The moors behind Shawbost, and especially the local hills – from the easy amble up Beinn a Cloiche (once, long ago, our ‘hill of the gallows’!) to the slightly more testing A’ Bheinn Mhor – make wonderful exploration. Behind the latter, for instance, you’ll find the bee-hive ruins of many old summer sheilings. But the Lewis moor is lonely, pathless, abounding in bog and to be treated with great respect – the sudden descent of mist being the chief danger. Sturdy shoes, appropriate clothing, compass and mobile phone are a must, and be sure and tell someone where you are going.
Shawbost beach is a delightful and very safe one for the young family, with good paddling and pleasant spots for a picnic. The beach at Dalbeg is also very nice, though small. That at Dalmore boasts the most spectacular surf on Lewis, but beneath those great breakers is a treacherous undertow and it is not advised for the casual swimmer.
Recent years have seen something of a surfing explosion on Lewis, with several beaches on the West Side, including Dalmore, now frequented by devotees. Of course, at this latitude, a wet-suit is essential. The SurfLewis website is well worth a visit.
With an abundance of free brown trout fishing, Lewis is justly famed as an angler’s paradise, and all the lochs in and around Shawbost hold some fish, with Loch Raoinebhat being perhaps the most rewarding. Though it can become very weedy in summer, Loch a Bhaile besides offers the chance of salmon and sea-trout… and, being a little brackish, the occasional flounder! The former village reservoir, Loch Rahacleit, is full of little trout and great fun for children or beginners.
Ask locally for tips or purchase a copy of Norman Maceod’s Trout Fishing on Lewis when you’re in town. In his introduction, Mr Macleod writes,
‘There are in fact very few lochs on the island which do not hold brown trout. Some are overstocked and contain small trout of only a few ounces; others have fish up to several pounds. In between are the lochs with trout of 8 oz to 1 lb… This is a tremendous amount of fishing water in an island approximately forty miles in length and twenty-six miles wide.
‘The vast majority of brown trout lochs on the island are free to local and visiting anglers alike, but some estate owners reserve waters for themselves and their guests. Before setting out for a day’s fishing enquiries should be made locally.

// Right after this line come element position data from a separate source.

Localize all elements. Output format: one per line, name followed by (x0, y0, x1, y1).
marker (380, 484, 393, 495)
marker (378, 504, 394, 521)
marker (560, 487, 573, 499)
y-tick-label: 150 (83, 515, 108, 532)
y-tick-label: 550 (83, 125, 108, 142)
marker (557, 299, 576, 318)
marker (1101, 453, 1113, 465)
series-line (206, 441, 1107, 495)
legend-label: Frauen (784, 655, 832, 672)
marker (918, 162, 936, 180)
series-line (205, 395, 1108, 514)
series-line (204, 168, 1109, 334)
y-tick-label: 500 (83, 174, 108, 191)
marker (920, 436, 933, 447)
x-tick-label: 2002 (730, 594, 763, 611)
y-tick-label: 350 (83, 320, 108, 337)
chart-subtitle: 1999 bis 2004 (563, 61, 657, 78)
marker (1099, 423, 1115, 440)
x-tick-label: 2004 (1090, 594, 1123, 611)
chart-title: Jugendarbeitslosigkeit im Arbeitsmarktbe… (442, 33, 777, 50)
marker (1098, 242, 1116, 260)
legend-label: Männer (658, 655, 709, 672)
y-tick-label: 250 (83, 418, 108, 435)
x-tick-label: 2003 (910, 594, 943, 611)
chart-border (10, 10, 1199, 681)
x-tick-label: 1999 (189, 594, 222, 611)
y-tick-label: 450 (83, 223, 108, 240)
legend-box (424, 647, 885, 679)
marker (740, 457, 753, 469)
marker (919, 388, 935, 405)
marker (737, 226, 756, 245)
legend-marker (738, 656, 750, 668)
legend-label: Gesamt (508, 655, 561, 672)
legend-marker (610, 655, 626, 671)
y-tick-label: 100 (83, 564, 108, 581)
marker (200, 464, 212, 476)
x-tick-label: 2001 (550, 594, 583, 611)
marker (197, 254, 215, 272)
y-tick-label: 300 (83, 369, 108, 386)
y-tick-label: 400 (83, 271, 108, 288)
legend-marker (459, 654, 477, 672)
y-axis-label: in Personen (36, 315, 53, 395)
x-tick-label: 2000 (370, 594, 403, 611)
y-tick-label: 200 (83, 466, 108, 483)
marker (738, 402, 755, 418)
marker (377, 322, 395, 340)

‘The season opens on 15th March and closes on 6th October. It is very seldom that one can get trout in good condition before the middle of April. The best months for fly fishing are from the end of April until the end of June and again during the first fortnight in September. July and August are just not so good with fly, and bait or spinner may prove more productive.
‘Though Sunday fishing for brown trout is legal in Scotland, it would most certainly be looked upon with disfavor in Lewis and no local angler fishes on that day. It is expected that the visiting angler will respect local custom.
‘It is hoped that all anglers will respect the rights of the owners of the various local estates, that no litter will be left behind by the lochside and that no discarded nylon will be left whether by the waterside or on the moor. Entanglement in lengths of nylon presents a hazard both to birds and to young lambs.’
For more glamorous sport – salmon or sea-trout – it’s worth seeking a permit from the Carloway Angling Association, to fish the village river; or making private inquiry at the Garynahine estate up the road. Affordable pursuit of the silver tourists can also be had on the Cockle Ebb (Fideach Angling Association) or the stately River Creed and its lochs (Stornoway Angling Association.)
Sea-fishing can be enjoyed from many shoreline spots, or someone may take you out in a boat – make inquiries locally or check out the Stornoway Sea Angling Club’s organized trips.